Texas Motor Speedway President Eddie Gossage earlier this week announced plans to build the largest video board in the U.S., and he "gave credit" to Cowboys Owner Jerry Jones for the video board at AT&T Stadium, according to Carlos Mendez of the FT. WORTH STAR-TELEGRAM. Gossage said, "They made this a big-screen market. You look around this area, and even high schools have big screens that are bigger than the screens that we’ve been using.” Mendez reports Gossage is "not in competition with the Cowboys," but his screen "had to be bigger because TMS is a bigger venue than AT&T Stadium." Gossage: "It will be a novelty, if you will, for some people to come out and see it. And if they come out and see it, they’re going to love the racing. If they’ve never been to a race before, it’s going to expose them to racing, and then we’ll reel them in and make them a regular" (FT. WORTH STAR-TELEGRAM, 9/26). Gossage said, "Our fans are so jacked-up that we're going to have that screen." Meanwhile, he reiterated the April '14 Sprint Cup race at TMS is moving from Saturday night to Sunday afternoon because the NCAA Men's Final Four will take place at AT&T Stadium. Gossage: "I'm sure some basketball fans are going to want to come to the race, some race fans are going to want to the Final Four. ... This way everybody's accommodated. We've also heard from some corporate clients that want to do both as well" ("NASCAR Now," ESPN2, 9/26).
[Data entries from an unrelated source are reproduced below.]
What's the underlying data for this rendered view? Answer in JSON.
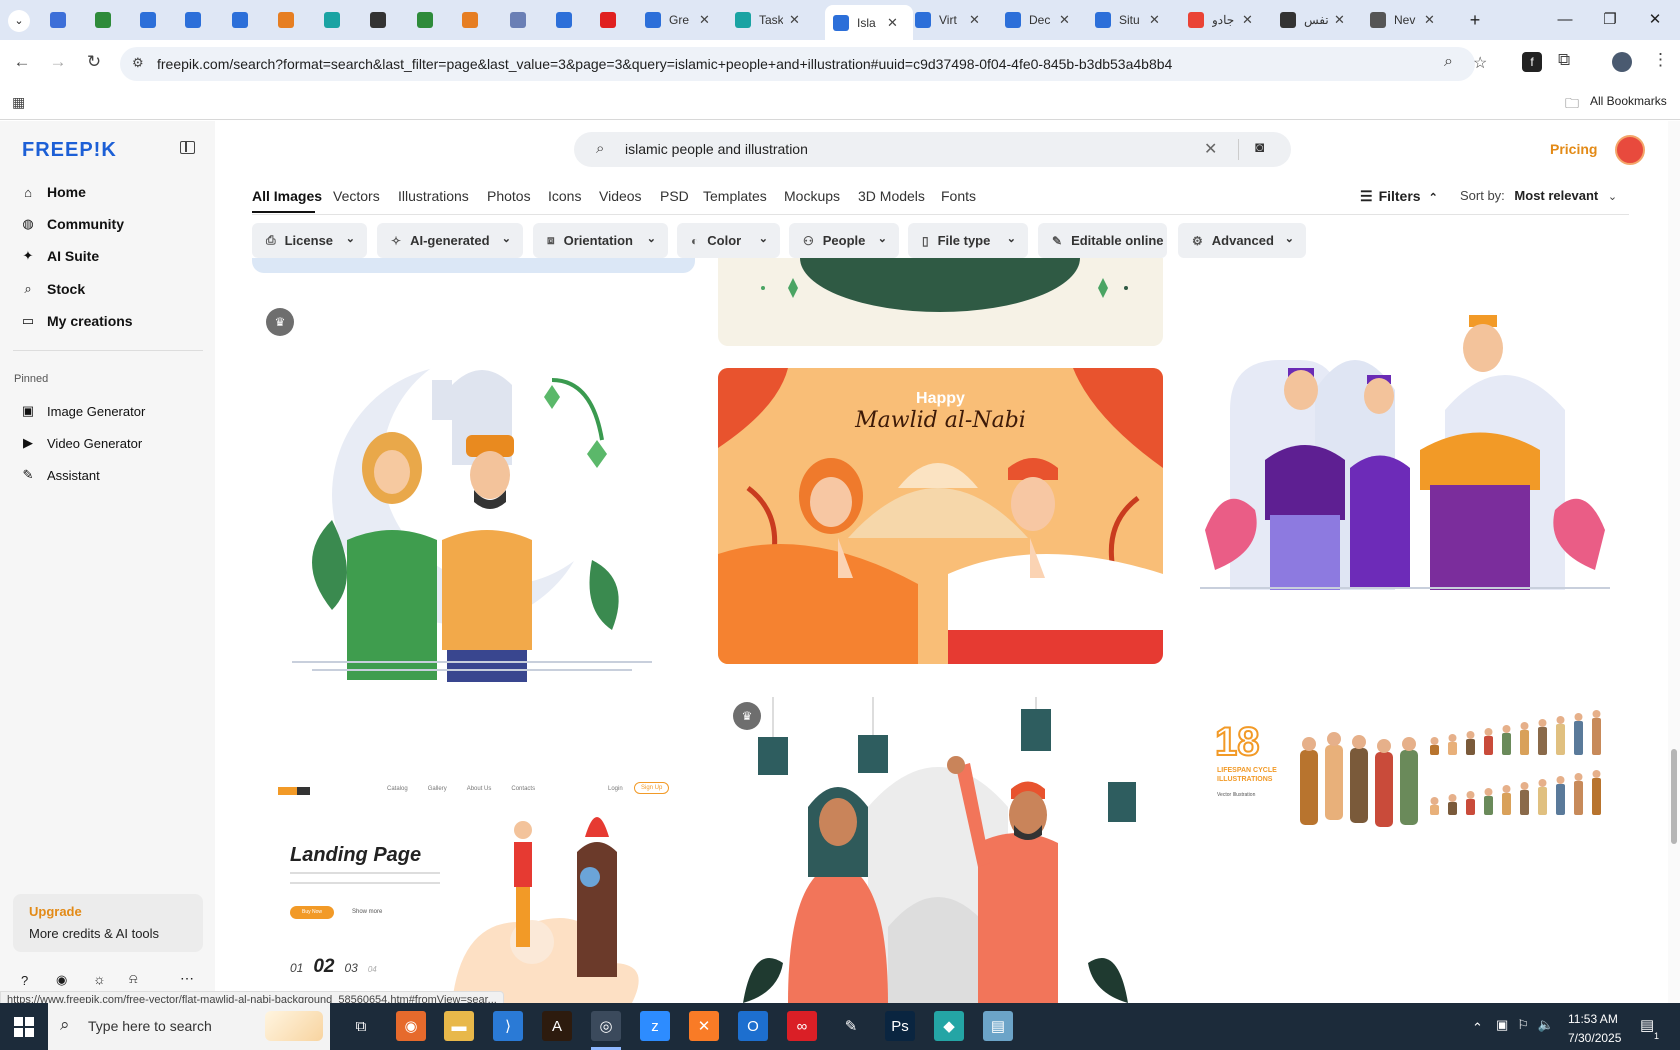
{
  "browser": {
    "tabs": [
      {
        "title": "",
        "color": "#3d6fd8"
      },
      {
        "title": "",
        "color": "#2e8b3a"
      },
      {
        "title": "",
        "color": "#2c6fd9"
      },
      {
        "title": "",
        "color": "#2c6fd9"
      },
      {
        "title": "",
        "color": "#2c6fd9"
      },
      {
        "title": "",
        "color": "#e67e22"
      },
      {
        "title": "",
        "color": "#1aa3a3"
      },
      {
        "title": "",
        "color": "#333333"
      },
      {
        "title": "",
        "color": "#2e8b3a"
      },
      {
        "title": "",
        "color": "#e67e22"
      },
      {
        "title": "",
        "color": "#6a7fb5"
      },
      {
        "title": "",
        "color": "#2c6fd9"
      },
      {
        "title": "",
        "color": "#e02020"
      },
      {
        "title": "Gre",
        "color": "#2c6fd9"
      },
      {
        "title": "Task",
        "color": "#1aa3a3"
      },
      {
        "title": "Isla",
        "color": "#2c6fd9"
      },
      {
        "title": "Virt",
        "color": "#2c6fd9"
      },
      {
        "title": "Dec",
        "color": "#2c6fd9"
      },
      {
        "title": "Situ",
        "color": "#2c6fd9"
      },
      {
        "title": "جادو",
        "color": "#ea4335"
      },
      {
        "title": "تفس",
        "color": "#333333"
      },
      {
        "title": "Nev",
        "color": "#555555"
      }
    ],
    "url": "freepik.com/search?format=search&last_filter=page&last_value=3&page=3&query=islamic+people+and+illustration#uuid=c9d37498-0f04-4fe0-845b-b3db53a4b8b4",
    "all_bookmarks": "All Bookmarks",
    "status_url": "https://www.freepik.com/free-vector/flat-mawlid-al-nabi-background_58560654.htm#fromView=sear..."
  },
  "site": {
    "logo": "FREEP!K",
    "accent": "#1c5fd6",
    "orange": "#e38a16",
    "nav": [
      "Home",
      "Community",
      "AI Suite",
      "Stock",
      "My creations"
    ],
    "pinned_label": "Pinned",
    "pinned": [
      "Image Generator",
      "Video Generator",
      "Assistant"
    ],
    "upgrade_title": "Upgrade",
    "upgrade_text": "More credits & AI tools",
    "search_value": "islamic people and illustration",
    "pricing": "Pricing",
    "categories": [
      "All Images",
      "Vectors",
      "Illustrations",
      "Photos",
      "Icons",
      "Videos",
      "PSD",
      "Templates",
      "Mockups",
      "3D Models",
      "Fonts"
    ],
    "filters_label": "Filters",
    "sort_label": "Sort by:",
    "sort_value": "Most relevant",
    "chips": [
      "License",
      "AI-generated",
      "Orientation",
      "Color",
      "People",
      "File type",
      "Editable online",
      "Advanced"
    ]
  },
  "cards": {
    "mawlid_happy": "Happy",
    "mawlid_title": "Mawlid al-Nabi",
    "landing_nav": [
      "Catalog",
      "Gallery",
      "About Us",
      "Contacts"
    ],
    "landing_login": "Login",
    "landing_signup": "Sign Up",
    "landing_title": "Landing Page",
    "landing_btn": "Buy Now",
    "landing_more": "Show more",
    "landing_pages": [
      "01",
      "02",
      "03",
      "04"
    ],
    "lifespan_number": "18",
    "lifespan_title": "LIFESPAN CYCLE ILLUSTRATIONS",
    "lifespan_sub": "Vector Illustration"
  },
  "taskbar": {
    "search_placeholder": "Type here to search",
    "time": "11:53 AM",
    "date": "7/30/2025",
    "notifications": "1"
  }
}
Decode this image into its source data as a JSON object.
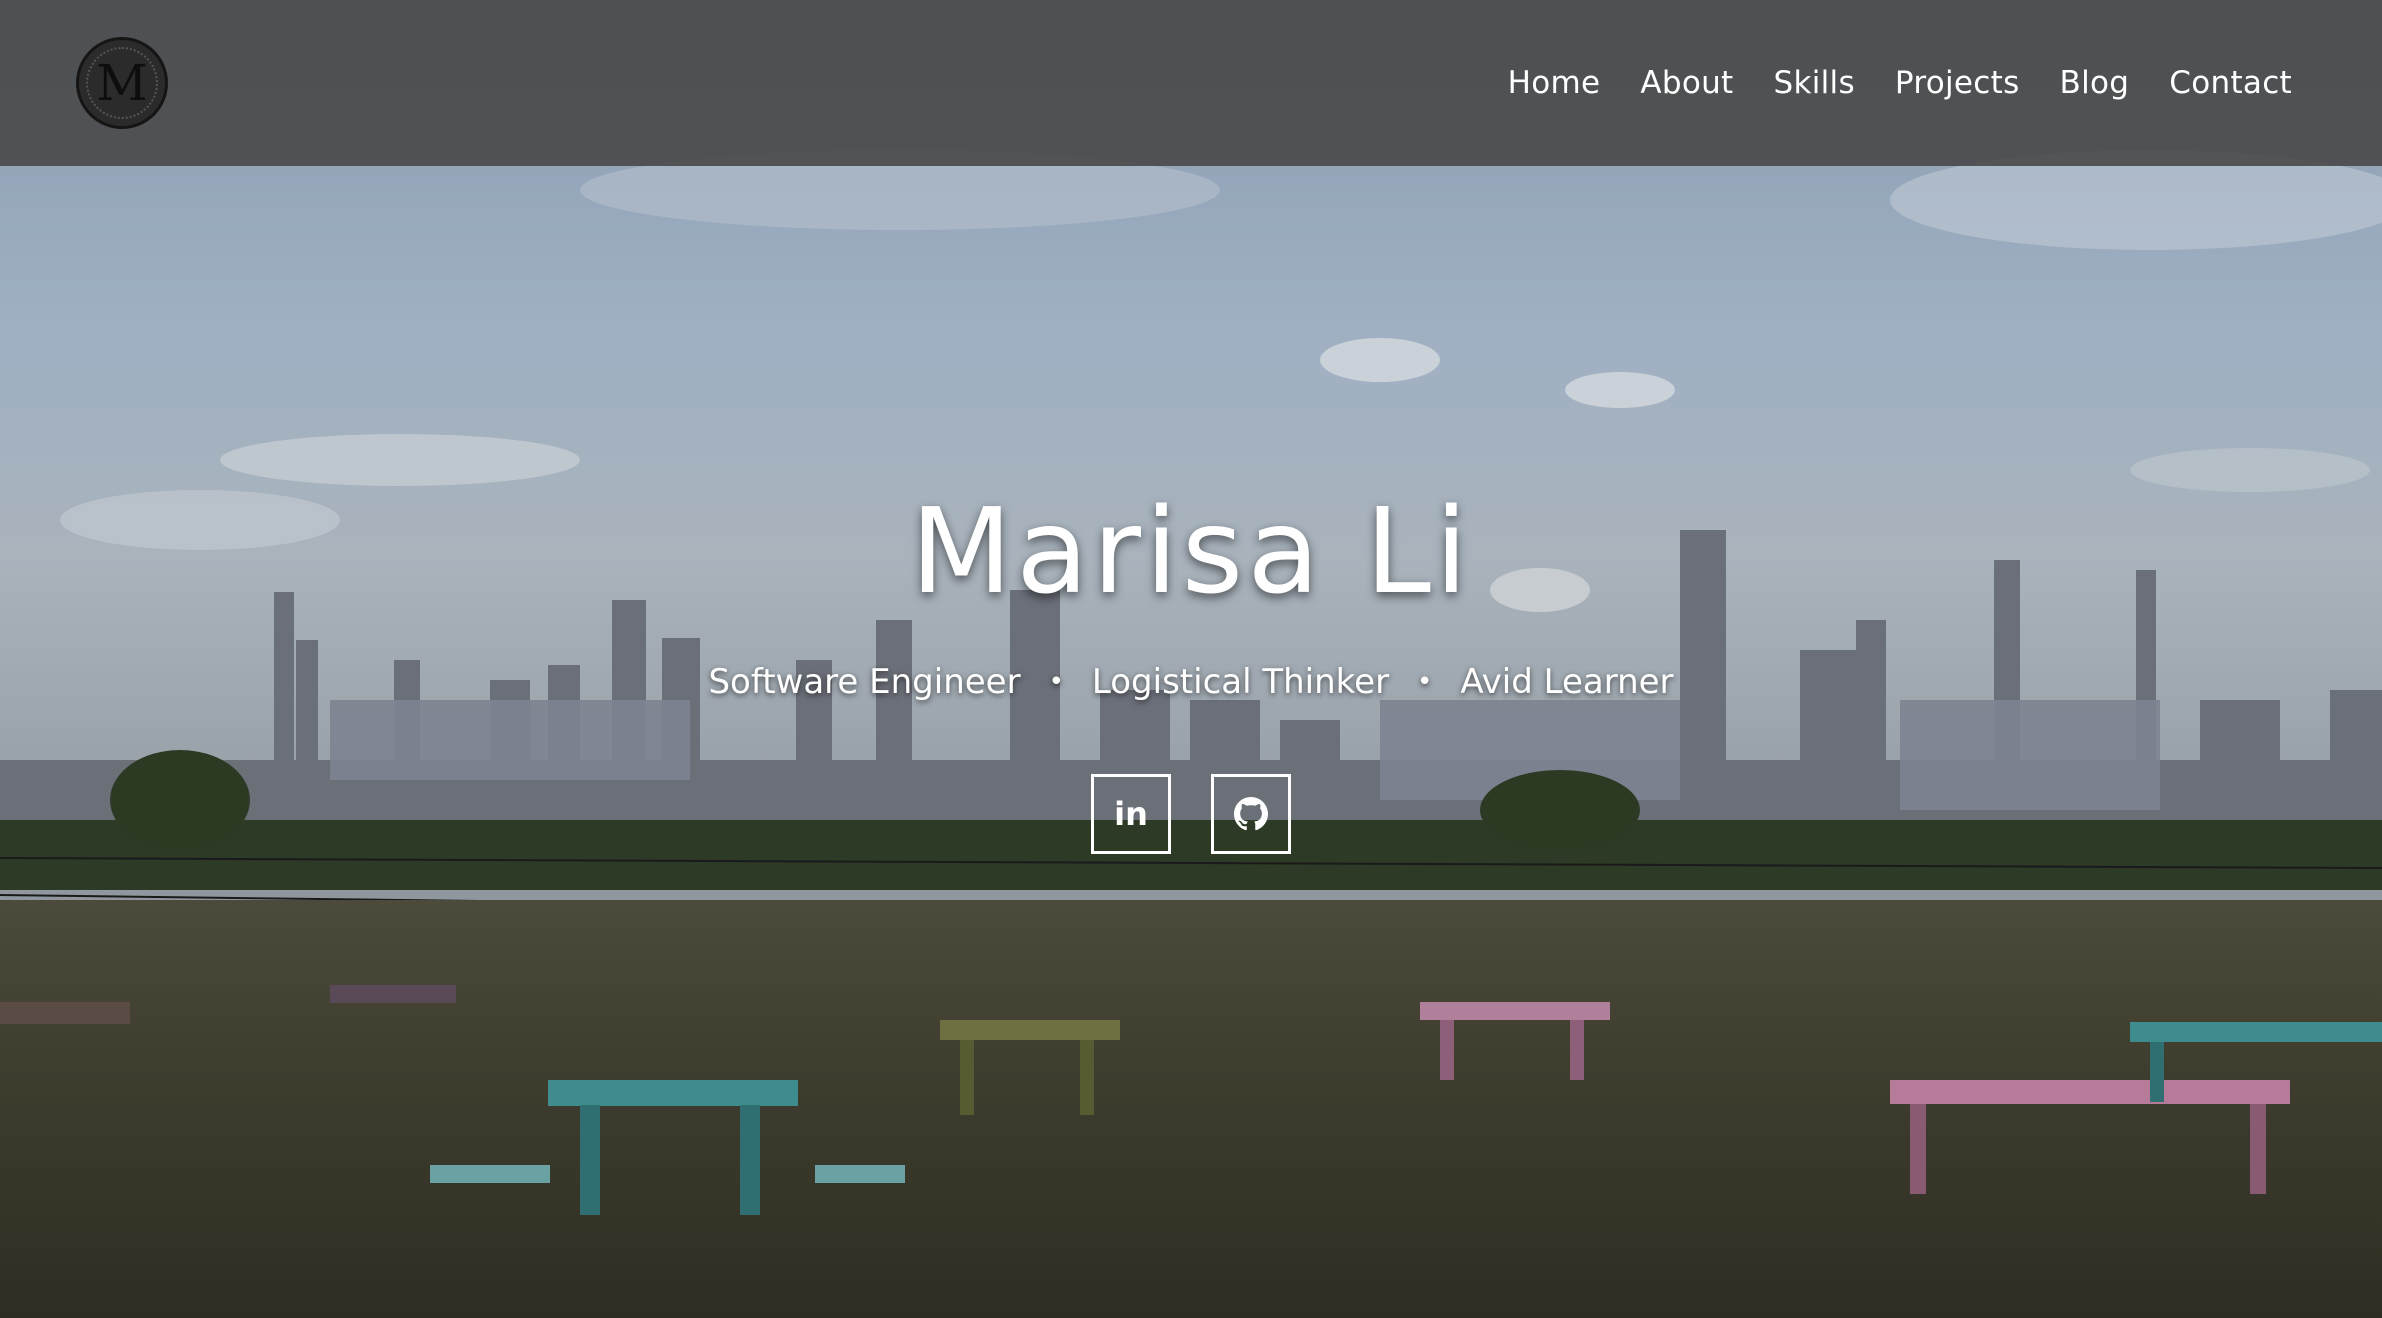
{
  "header": {
    "logo_letter": "M",
    "nav": [
      {
        "label": "Home"
      },
      {
        "label": "About"
      },
      {
        "label": "Skills"
      },
      {
        "label": "Projects"
      },
      {
        "label": "Blog"
      },
      {
        "label": "Contact"
      }
    ]
  },
  "hero": {
    "name": "Marisa Li",
    "taglines": [
      "Software Engineer",
      "Logistical Thinker",
      "Avid Learner"
    ],
    "separator": "•",
    "socials": [
      {
        "label": "in",
        "icon": "linkedin-icon"
      },
      {
        "icon": "github-icon"
      }
    ]
  },
  "colors": {
    "navbar": "#464646",
    "text": "#ffffff"
  }
}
DRILL, BABY, DRILL: In Ft. Worth, Jim Fuquay reported the first natural gas well on the north side of TMS "was being drilled Tuesday." Ft. Worth-based Quicksilver Resources "plans five wells at the current drill site on the edge of the racetrack’s sprawling parking lot, plus two additional drill sites on the west side with similar numbers of wells planned." Quicksilver Senior Dir of Community & Government Affairs Steve Lindsey said that the company also will "drill under the speedway from the east side of Interstate 35, something it did when it drilled at Alliance Airport." But race fans "won’t see any rigs at the speedway" Nov. 2 and 3 during NASCAR Nationwide and Sprint Cup Series races. Lindsey said that drilling "will cease and the rig will be moved for the race weekend." Under an agreement reached in '08, the Ft. Worth Sports Authority and TMS "will share royalties from production on the property, with much of the money going toward improvements at the facility" (FT. WORTH STAR-TELEGRAM, 9/25).